Why has Sega gone wild with what critics have dubbed “Sonic and his Shitty Friends”? The answer might be simple, but it might not be. There’s always the possibility that Sega and Sonic Team, the developer of Sonic games now for over 10 years, have just completely lost the plot. They could be a talentless group of coders stuffed into a tiny Japanese office while corporate overlords force them to model versions of characters designed by pedophile focus groups. On the other hand, there’s the possibility that what made the games good in 1991 doesn’t work so well in 2008. The original Sonic was a game that players could race through in an hour or two if they knew what they were doing. A $60 game today that you could beat in two hours would sell like a rock, so Sega pads their fairly solid game up with a werehog and shitty friends—soon, we have the eight-hour experience from hell.

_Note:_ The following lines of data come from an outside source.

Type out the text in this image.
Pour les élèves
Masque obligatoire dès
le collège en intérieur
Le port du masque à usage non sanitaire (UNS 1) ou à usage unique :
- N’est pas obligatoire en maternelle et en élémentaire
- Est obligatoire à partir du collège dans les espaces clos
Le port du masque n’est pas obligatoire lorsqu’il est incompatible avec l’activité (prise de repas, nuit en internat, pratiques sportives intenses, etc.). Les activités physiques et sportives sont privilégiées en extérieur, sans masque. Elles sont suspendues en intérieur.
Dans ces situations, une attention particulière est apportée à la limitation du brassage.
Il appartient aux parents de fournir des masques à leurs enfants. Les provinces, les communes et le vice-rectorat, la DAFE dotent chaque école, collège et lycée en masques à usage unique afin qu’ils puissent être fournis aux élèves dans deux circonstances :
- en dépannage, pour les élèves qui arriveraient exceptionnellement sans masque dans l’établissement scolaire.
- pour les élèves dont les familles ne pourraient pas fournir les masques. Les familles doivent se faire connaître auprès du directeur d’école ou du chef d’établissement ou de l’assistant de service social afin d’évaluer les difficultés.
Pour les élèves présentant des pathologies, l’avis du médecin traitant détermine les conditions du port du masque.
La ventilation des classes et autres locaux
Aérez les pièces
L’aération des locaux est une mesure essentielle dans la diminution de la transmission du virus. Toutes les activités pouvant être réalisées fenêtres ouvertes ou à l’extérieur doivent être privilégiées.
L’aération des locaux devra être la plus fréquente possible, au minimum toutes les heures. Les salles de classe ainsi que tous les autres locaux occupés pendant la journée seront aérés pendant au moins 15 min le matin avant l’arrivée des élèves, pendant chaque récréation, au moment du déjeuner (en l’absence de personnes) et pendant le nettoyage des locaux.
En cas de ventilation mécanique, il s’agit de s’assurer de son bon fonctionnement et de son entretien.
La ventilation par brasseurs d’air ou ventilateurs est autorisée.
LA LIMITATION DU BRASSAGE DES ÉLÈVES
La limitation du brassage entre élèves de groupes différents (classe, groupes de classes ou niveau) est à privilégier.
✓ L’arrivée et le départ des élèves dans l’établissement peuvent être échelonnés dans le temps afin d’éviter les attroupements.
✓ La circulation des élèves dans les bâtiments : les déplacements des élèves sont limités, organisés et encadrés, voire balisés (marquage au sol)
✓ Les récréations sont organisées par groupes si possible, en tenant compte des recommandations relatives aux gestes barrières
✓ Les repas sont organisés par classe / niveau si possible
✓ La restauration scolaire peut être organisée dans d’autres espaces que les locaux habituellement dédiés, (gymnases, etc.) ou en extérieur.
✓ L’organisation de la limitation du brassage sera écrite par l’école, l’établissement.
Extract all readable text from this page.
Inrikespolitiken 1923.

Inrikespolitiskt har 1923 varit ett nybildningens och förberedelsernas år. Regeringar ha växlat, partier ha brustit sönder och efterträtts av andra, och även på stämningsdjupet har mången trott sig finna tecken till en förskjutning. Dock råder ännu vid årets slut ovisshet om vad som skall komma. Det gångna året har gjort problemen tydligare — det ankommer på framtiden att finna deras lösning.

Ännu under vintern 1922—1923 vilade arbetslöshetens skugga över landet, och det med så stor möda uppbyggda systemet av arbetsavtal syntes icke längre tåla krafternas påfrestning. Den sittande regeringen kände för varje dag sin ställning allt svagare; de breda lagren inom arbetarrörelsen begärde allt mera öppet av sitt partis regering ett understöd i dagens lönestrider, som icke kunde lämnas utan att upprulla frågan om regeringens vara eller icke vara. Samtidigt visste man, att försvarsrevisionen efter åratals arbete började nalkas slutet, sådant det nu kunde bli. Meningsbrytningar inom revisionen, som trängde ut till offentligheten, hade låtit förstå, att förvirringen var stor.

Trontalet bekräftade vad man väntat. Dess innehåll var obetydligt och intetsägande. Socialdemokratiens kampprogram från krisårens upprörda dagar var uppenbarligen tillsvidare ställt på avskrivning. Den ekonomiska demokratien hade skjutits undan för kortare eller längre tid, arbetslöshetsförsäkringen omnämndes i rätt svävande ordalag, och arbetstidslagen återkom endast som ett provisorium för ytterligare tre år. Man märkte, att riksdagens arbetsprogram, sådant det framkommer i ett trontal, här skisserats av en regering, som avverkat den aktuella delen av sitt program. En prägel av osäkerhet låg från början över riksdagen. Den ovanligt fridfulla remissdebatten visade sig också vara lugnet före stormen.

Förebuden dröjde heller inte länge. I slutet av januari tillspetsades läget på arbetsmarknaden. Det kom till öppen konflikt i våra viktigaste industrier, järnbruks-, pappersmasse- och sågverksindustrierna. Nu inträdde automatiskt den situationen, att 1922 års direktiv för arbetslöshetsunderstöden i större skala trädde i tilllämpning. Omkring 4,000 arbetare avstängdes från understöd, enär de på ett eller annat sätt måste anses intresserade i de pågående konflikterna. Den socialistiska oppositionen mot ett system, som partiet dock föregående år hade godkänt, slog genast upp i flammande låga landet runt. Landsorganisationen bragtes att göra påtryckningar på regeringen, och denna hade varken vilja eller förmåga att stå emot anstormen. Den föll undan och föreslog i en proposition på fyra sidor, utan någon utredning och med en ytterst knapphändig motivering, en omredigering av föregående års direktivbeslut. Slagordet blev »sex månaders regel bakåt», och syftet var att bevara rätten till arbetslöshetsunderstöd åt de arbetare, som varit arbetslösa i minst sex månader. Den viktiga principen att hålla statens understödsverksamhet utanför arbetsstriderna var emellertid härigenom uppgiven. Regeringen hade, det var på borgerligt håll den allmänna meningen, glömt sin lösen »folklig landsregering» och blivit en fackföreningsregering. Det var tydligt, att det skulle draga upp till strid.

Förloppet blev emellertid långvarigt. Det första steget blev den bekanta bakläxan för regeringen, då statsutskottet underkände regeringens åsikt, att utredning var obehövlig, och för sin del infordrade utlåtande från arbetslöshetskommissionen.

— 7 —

If Sega were to realize that Sonic was not just about speed, maybe they could get somewhere. The way they look at their own classic games is so reductive and simple that it is hard to believe that this is the company that made the original masterpieces. To suggest that Sonic is just about going fast (and in the process produce the crimes against humanity Sonic 2006, Sonic and the Secret Rings, Sonic Unleashed, Sonic Heroes, and Shadow the Hedgehog) is the same as suggesting Mario is just about going from left to right. Sega has the ability to slow Sonic down—but they don’t. Either they don’t know how or they don’t want to. I don’t know, maybe the Internet deviant market is bigger than we think.